Sur Mars comme sur la Lune, il faudra utiliser des scaphandres aussi peu pressurisés que possible afin de minimiser la fatigue des astronautes. Une pression de 0,21 bar avec une atmosphère d’oxygène pur, offre le même confort respiratoire que sur Terre au niveau de la mer puisque sous 1 bar et avec 21 % d’oxygène dans l’air, la pression partielle d’oxygène y est aussi de 0,21 bar.
L’essoufflement que l’on ressent en altitude n’est en effet pas lié à la baisse de la pression totale mais à la baisse de pression partielle d’oxygène. C’est pourquoi l’alpiniste qui respire de l’oxygène pur voit disparaître les symptômes liés à l’altitude. En fait les scaphandres Apollo étaient à 0,26 bar d’oxygène pur. Si l’habitat est à la même pression (cas du module lunaire), il n’y a pas besoin de temps de décompression pour sortir ; on pourrait donc adopter cette solution pour l’habitat martien ; mais cette composition d’atmosphère favorise les risques d’incendie et il est souhaitable d’ajouter de l’azote. Ainsi une pression totale de 0,52 bar avec 0,26 bar d’oxygène et 0,26 bar d’azote minimise fortement les risques d’incendie tout en autorisant des sorties rapides avec un bon coefficient de sécurité. Le coefficient de saturation vaut :
0,26 (azote habitat)/0,26 (scaphandre) = 1
et l’on est donc loin de la valeur critique de 1,5. Il faut noter que cette valeur de 1,5 est valable pour le plongeur sous marin qui remonte à la surface, alors que la médecine aérospatiale considère qu’il y a encore risque à 1,4 quant il s’agit de descendre à une pression faible par rapport à la pression atmosphérique. Cela serait dû au fait qu’un bulle de masse donnée est 5 fois plus grosse à 0,2 bar qu’à 1 bar. Un coefficient de 1 ,2 serait acceptable, ce qui autorise dans l’habitat 0,26 bar d’oxygène et 0,31 d’azote pour une pression totale de 0,57 bar.

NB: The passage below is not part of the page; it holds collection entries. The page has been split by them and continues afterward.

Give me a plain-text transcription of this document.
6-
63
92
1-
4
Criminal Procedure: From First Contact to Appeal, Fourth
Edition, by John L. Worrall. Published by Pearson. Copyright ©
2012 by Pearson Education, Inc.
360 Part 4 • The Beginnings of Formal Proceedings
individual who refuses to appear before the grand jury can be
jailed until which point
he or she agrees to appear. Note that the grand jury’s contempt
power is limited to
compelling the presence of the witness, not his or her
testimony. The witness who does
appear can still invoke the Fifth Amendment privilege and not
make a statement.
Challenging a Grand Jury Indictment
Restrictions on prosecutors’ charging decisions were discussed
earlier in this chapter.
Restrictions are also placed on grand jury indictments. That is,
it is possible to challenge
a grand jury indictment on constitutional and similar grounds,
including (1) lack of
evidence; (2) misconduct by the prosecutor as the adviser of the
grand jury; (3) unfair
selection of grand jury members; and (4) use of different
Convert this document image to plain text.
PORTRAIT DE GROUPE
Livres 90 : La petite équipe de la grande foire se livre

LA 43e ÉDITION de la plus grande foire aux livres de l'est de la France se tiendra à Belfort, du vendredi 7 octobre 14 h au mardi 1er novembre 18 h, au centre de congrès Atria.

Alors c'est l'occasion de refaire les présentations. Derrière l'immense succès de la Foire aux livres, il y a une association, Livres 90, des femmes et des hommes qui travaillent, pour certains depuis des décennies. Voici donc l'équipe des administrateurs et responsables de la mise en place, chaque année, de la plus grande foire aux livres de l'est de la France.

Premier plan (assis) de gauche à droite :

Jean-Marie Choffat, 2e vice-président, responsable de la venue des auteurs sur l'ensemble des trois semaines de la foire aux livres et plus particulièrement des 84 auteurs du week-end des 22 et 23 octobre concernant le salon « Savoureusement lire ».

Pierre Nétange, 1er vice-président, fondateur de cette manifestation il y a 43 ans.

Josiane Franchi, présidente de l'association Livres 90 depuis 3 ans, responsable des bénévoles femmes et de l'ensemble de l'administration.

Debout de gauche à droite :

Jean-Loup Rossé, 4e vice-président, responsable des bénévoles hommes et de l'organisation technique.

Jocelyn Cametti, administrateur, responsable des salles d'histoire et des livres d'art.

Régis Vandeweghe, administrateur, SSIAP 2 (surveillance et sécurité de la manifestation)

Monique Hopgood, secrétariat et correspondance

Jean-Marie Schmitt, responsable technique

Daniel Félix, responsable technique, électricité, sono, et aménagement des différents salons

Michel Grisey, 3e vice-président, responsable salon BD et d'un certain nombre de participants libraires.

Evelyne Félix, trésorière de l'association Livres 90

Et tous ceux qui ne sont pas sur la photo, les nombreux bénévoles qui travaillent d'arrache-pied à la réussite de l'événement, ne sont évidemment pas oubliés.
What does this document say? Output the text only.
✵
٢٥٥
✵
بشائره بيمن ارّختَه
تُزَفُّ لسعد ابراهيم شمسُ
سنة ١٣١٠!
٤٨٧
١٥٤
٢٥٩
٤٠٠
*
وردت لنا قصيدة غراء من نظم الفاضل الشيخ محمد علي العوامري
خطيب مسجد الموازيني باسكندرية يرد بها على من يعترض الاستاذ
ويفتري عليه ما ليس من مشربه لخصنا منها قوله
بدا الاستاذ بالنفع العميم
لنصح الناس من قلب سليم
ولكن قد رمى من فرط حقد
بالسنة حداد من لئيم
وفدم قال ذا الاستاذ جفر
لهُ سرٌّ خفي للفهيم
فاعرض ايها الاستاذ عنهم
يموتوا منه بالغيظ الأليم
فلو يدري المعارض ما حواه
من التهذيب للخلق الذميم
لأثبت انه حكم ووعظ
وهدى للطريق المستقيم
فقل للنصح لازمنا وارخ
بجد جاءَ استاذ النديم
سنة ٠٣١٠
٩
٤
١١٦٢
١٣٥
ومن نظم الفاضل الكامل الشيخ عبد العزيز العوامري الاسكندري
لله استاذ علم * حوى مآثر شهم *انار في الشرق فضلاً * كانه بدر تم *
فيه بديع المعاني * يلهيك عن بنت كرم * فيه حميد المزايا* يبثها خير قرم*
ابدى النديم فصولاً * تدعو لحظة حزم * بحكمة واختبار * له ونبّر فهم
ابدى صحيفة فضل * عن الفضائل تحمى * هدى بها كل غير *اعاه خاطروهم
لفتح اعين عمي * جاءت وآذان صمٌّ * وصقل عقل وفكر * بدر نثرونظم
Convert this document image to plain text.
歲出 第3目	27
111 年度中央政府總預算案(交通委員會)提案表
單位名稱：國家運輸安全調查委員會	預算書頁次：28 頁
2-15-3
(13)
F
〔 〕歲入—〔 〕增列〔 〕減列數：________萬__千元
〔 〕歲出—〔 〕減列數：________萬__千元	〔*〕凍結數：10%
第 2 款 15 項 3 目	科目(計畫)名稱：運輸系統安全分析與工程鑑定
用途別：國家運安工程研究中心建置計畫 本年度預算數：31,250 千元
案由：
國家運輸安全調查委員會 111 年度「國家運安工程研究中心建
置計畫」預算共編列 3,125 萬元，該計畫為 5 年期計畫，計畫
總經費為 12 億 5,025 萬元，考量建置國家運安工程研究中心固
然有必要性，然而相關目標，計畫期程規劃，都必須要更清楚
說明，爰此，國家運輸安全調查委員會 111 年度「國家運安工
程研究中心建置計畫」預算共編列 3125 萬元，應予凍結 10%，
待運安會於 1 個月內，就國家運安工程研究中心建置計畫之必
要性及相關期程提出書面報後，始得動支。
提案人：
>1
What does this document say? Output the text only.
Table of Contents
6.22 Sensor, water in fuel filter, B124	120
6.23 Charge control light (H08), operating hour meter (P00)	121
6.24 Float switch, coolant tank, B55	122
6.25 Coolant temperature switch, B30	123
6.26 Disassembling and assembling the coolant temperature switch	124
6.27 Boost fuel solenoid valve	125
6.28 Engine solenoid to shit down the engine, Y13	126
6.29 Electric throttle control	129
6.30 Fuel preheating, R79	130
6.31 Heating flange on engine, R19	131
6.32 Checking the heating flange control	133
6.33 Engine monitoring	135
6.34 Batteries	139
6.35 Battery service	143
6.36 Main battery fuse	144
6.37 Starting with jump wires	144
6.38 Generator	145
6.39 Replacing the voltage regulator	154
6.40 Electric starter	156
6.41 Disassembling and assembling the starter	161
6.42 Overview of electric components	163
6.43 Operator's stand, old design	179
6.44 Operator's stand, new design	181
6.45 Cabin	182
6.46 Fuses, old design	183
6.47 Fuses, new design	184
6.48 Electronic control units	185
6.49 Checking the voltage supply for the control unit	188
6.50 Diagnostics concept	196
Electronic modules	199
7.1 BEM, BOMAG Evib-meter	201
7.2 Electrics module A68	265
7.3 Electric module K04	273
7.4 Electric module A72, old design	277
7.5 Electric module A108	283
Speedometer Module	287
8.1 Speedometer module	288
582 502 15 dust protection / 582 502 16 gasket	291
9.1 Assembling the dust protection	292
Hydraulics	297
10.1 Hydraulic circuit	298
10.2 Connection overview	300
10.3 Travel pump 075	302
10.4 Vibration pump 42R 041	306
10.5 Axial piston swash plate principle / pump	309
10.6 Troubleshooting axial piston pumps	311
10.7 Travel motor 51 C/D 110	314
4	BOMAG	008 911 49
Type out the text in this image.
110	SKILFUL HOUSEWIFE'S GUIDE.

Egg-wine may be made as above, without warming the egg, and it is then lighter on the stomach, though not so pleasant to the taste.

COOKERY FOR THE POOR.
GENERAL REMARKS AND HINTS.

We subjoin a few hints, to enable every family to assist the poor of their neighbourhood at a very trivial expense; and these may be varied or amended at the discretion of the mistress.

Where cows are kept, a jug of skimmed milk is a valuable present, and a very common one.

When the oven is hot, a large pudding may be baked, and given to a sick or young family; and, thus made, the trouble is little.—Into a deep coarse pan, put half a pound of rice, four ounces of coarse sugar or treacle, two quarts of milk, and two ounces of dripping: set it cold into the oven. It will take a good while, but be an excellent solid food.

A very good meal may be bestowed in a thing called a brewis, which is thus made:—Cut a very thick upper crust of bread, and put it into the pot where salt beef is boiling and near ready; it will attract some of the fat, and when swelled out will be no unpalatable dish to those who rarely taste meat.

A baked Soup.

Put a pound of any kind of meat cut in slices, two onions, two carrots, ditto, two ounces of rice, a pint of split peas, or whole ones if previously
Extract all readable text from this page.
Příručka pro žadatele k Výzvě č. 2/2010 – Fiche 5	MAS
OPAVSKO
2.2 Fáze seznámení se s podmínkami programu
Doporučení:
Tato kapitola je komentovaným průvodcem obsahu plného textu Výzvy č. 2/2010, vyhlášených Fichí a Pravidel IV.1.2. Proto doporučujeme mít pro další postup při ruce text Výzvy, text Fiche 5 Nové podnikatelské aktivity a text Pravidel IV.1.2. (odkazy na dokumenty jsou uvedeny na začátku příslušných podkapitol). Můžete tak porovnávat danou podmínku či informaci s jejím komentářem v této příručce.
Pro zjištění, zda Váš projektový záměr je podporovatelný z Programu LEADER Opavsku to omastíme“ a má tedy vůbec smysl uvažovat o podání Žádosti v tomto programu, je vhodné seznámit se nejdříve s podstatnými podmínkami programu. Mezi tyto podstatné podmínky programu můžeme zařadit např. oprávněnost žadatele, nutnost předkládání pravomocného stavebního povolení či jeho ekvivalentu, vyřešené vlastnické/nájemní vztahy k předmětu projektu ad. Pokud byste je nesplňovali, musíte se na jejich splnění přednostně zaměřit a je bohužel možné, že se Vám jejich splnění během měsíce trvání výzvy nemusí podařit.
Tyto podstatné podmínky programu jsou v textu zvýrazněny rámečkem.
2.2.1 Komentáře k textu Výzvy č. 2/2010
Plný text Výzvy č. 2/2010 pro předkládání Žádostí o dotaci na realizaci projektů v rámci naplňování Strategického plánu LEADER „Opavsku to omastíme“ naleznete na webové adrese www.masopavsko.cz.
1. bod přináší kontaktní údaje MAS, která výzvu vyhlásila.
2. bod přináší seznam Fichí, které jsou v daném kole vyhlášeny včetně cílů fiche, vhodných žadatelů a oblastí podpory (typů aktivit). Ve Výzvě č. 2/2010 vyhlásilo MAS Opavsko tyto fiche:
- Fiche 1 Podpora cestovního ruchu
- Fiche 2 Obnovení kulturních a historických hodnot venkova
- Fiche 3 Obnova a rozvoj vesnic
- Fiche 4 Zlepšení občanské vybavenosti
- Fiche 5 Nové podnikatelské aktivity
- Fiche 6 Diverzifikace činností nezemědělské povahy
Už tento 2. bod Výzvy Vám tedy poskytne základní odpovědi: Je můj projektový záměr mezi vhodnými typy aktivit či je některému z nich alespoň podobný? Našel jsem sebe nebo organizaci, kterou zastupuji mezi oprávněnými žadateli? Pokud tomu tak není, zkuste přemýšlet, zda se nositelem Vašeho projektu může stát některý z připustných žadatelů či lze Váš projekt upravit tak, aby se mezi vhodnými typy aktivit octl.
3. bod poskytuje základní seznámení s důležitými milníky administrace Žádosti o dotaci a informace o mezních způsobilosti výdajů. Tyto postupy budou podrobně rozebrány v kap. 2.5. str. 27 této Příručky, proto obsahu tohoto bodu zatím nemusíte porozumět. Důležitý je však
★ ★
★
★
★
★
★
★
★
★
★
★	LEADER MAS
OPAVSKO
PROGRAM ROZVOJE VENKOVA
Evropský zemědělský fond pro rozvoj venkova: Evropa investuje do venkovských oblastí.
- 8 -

La première station orbitale US, Skylab avait une pression de 0,35 bar avec 0,25 bar d’oxygène ce qui autorisait des sorties sans procédures particulières. Mais ces caractéristiques favorables avaient tout de même quelques inconvénients. Au repos les astronautes avaient une sensation de chaud lié au fait que la convection dans un air moins dense évacuait moins la chaleur du corps.
En cas d’exercice la situation s’inversait : la sueur s’évaporant plus vite, le refroidissement est plus rapide que sous un bar. De même à la fin d’une douche les astronautes ont signalé une sensation de froid plus intense liée à l’évaporation plus rapide des gouttes d’eau. La faible pression empêche aussi la voix de porter loin . Elle limite également le refroidissement par convection naturelle des équipements électriques et électroniques et il faut penser à les requalifier dans ces conditions. Enfin la présence de 30 % d’azote n’est pas suffisante pour limiter fortement les risques d’incendie. Sur Skylab il avait fallu interdire les peintures (remplacées par de l’oxydation anodique sur les murs) et les vêtements étaient en polybenzimidizole, une matière impossible à laver !
Dans le programme navette un intense programme de qualification a permis de sélectionner des matériaux ininflammables sous 30% d’oxygène. Un nouveau programme de sélection serait nécessaire pour l’habitat martien à 0,57 bar et 46% d’oxygène proposé dans cet article. Du moins la pression plus élevée que dans Skylab permettrait de limiter les défauts signalés par les astronautes de cette station . Et la pression totale de 0,57 bar correspond à une altitude de 4600 m à laquelle vivent couramment des humains (avec 2 fois moins d’oxygène que ce qui est proposé) et aussi… des appareils électroniques !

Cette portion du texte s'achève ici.